Re: What is needed to be successful as a drilling company - Believe
posted on
Feb 07, 2011 06:27PM
Edit this title from the Fast Facts Section
Hi Believe;
The drill chief or the "drill boss" as they are known in the business sits in a chair with all of the controls in front of him/her and has total control over the drilling operations and the controls for the drill bit. S/He can fire anyone on the crew who is not doing their job properly. The drill boss as also been in the business for many years, having worked their way up from rig hand. They have usually done every job on the drill crew on their way to be "drill boss" so they know how everyone is supposed to perform their task and thus if someone isn't doing their job properly they will fire them.
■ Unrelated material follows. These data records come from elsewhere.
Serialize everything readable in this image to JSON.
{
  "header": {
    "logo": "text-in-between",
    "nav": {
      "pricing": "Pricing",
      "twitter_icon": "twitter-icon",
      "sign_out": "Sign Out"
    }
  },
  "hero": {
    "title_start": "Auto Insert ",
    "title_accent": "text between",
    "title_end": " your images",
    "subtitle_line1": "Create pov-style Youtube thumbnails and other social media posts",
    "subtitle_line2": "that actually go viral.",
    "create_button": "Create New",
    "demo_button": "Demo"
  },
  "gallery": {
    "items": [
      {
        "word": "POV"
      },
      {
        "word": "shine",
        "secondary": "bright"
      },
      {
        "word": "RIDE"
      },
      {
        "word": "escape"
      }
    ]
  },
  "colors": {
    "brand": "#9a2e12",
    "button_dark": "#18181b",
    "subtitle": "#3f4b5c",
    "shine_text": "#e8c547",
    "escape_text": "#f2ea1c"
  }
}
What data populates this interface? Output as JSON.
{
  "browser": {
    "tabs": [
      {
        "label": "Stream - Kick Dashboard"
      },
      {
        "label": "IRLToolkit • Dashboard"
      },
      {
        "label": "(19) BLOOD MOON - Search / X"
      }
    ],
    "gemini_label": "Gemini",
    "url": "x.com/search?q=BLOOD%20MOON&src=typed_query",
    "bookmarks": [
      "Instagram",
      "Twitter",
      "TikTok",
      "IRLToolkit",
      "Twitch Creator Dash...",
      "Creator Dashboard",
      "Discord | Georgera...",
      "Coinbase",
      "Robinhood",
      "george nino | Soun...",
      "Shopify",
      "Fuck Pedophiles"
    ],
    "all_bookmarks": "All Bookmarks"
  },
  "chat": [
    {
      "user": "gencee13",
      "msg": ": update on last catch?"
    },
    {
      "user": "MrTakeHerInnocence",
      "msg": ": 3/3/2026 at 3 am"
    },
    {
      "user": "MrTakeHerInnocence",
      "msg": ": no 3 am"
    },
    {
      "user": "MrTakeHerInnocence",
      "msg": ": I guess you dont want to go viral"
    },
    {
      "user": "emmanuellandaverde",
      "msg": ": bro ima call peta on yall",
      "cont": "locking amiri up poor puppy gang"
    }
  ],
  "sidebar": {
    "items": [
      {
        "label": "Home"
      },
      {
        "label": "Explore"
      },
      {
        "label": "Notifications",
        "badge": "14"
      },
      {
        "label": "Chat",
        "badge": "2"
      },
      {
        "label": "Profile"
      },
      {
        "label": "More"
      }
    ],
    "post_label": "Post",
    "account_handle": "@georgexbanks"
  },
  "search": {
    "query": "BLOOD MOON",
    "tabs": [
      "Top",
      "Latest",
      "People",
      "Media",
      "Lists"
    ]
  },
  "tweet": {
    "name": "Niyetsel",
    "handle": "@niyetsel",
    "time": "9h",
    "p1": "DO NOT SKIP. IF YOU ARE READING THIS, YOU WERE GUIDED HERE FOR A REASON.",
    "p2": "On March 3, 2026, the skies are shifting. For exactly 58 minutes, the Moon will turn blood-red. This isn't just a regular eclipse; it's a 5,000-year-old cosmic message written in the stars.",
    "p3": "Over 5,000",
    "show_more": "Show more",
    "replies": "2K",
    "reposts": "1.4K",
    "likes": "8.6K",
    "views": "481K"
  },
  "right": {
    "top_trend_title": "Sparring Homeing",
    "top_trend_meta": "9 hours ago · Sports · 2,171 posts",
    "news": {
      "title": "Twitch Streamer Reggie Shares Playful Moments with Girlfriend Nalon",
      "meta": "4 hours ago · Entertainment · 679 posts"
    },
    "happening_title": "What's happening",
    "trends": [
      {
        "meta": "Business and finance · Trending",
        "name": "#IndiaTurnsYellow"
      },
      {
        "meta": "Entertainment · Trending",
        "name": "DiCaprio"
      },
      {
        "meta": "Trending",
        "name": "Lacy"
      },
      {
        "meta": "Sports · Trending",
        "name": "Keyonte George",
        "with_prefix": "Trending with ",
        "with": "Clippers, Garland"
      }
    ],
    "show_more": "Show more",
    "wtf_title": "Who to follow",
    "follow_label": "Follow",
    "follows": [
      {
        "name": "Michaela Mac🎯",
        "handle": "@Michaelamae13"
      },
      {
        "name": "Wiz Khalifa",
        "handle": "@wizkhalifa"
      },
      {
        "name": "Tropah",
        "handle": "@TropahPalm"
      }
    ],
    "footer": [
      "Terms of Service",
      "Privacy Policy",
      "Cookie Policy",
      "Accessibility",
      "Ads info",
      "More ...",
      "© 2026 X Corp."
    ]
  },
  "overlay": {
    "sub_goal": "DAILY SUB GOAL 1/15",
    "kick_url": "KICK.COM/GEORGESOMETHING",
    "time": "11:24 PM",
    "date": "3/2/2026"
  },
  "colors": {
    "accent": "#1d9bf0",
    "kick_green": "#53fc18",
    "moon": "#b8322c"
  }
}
Each drill rig usually has a geologist on site who constantly monitors the sediment that the drill bit is drilling through and they frequently examine samples for oil or gas residue. But the drill boss is in charge of where the drill bit is going and how fast it is drilling and the mudflow in the well.
I watched a series a couple of months ago called "Widlcatters". Each episode had 3 different individual entrepreneurs who each had enough money to drill just one well. Usually one was in Alaska, one was in Texas and one was in Kansas etc. Each hired a rig and crew and by the end of the show the winner was the one who struck oil or gas. The success rate is usually one of every 3 wells that you drill is successful on land. Drilling underwater is usually one out of every 4 wells is successful, of course this depends on the geologists and the drilling crew and equipment that you have. On the show "Wildcatters" some episodes nobody found oil/gas while in most of the episodes that I watched usually one rig hit oil/gas at the end of the episode.
It was interesting because at the beginning of each episode of "Wildcatters" the show started with video of an oil rig totally in flames burning out of control with the warning that every year over 100 oil rigs are totally destoyed by fire/explosions and their entire crews are killed. I think that this stat was just for North America but it might be a worldwide statistic. Totally destroyed rigs and dead drilling crews is not something that I have ever seen in the newspapers anywhere so this was quite an impressive state to me.
Drilling for oil/gas on a drilling crew is one of the most dangerous jobs in the world, hence the high pay that they make. But the number of entire crews killed each year is unbelievable.